To help protect yourself, and your rights, encryption tools can be used to scramble messages in transit, leaving only the sender and receivers able to decrypt and access the communications. There are a range of approaches for this across various platforms, and your risk assessment will help you to identify the right approaches for you.
One of the most highly regarded secure SMS, voice, and video call tools is the free and open source application Signal, which is built and maintained by the Open Whisper Group. The encryption protocol that Signal uses has been deployed in WhatsApp, but there are question marks around how the metadata is handled by WhatsApp’s parent company, Facebook.
Encrypting email is somewhat more complex, although the Free Software Foundation’s email Self Defense is a comprehensive guide for configuring PGP encryption on your email. Other services such as Protonmail offer alternative forms of encryption and storage of email.
Web Browsing in Safety
Image Credit: Thought Catalog / Unplash
Web browsing is another aspect of contemporary life which various corporate and state-level actors have active interests in. Again, the way we all use web browsers differs, but it is incredibly important to select web browsers that serve your needs.
If a web browser makes specific claims regarding its security, ask if the code is open-source, allowing security researchers to validate its claims. Browsers such as Mozilla’s Firefox and Brave Browser are open source, whereas Microsoft’s Edge, Apple’s Safari, and Google’s Chrome are all closed-source (although Chrome is built on the open-source Chromium).

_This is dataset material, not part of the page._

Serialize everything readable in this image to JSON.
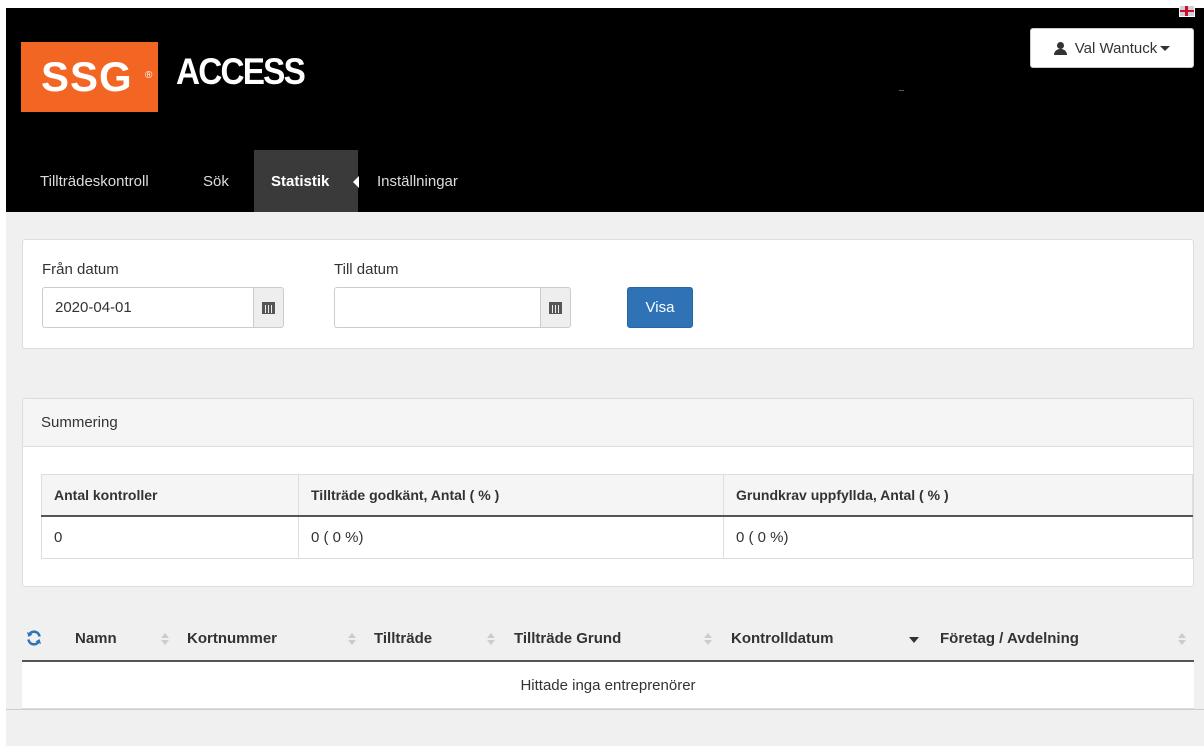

Many browsers also allow extensions or add-ons to customise the browser. Sensible use of these can help you to enhance a browser’s security. The extension HTTPS Everywhere, for example, is built by EFF and the Tor Project, and helps to force connections over the encrypted HTTPS protocol wherever it has been implemented by a website, giving users enhanced privacy.
The extension Privacy Badger is another great piece of technology built by EFF, and it helps to block invasive trackers such as third-party tracking cookies, often embedded within adverts that are presented on websites and used to track your web usage. Privacy Badger becomes more effective over time and allows users to have complete control over how it functions, rather than controlling the user’s experience.
A Growing Suite of Privacy Protections
Image Credit: Steve Ramon / Unsplash
There are a wealth of more advanced strategies, tools, and processes available to further enhance your digital security and protect your right to privacy. From selecting secure VPNs to mask your IP address, to using the Tor Browser to add extra layers of protection to your identity, the more you investigate your privacy, the more you can do to increase it.
Companies, governments and other actors may be important players in the world of digital privacy, but ultimately it’s our own behaviours and actions that will dictate our success in upholding our rights.
Becoming familiar with tools, how they work, and how you can make use of them is essential, and an ever-evolving process which directly affects us all.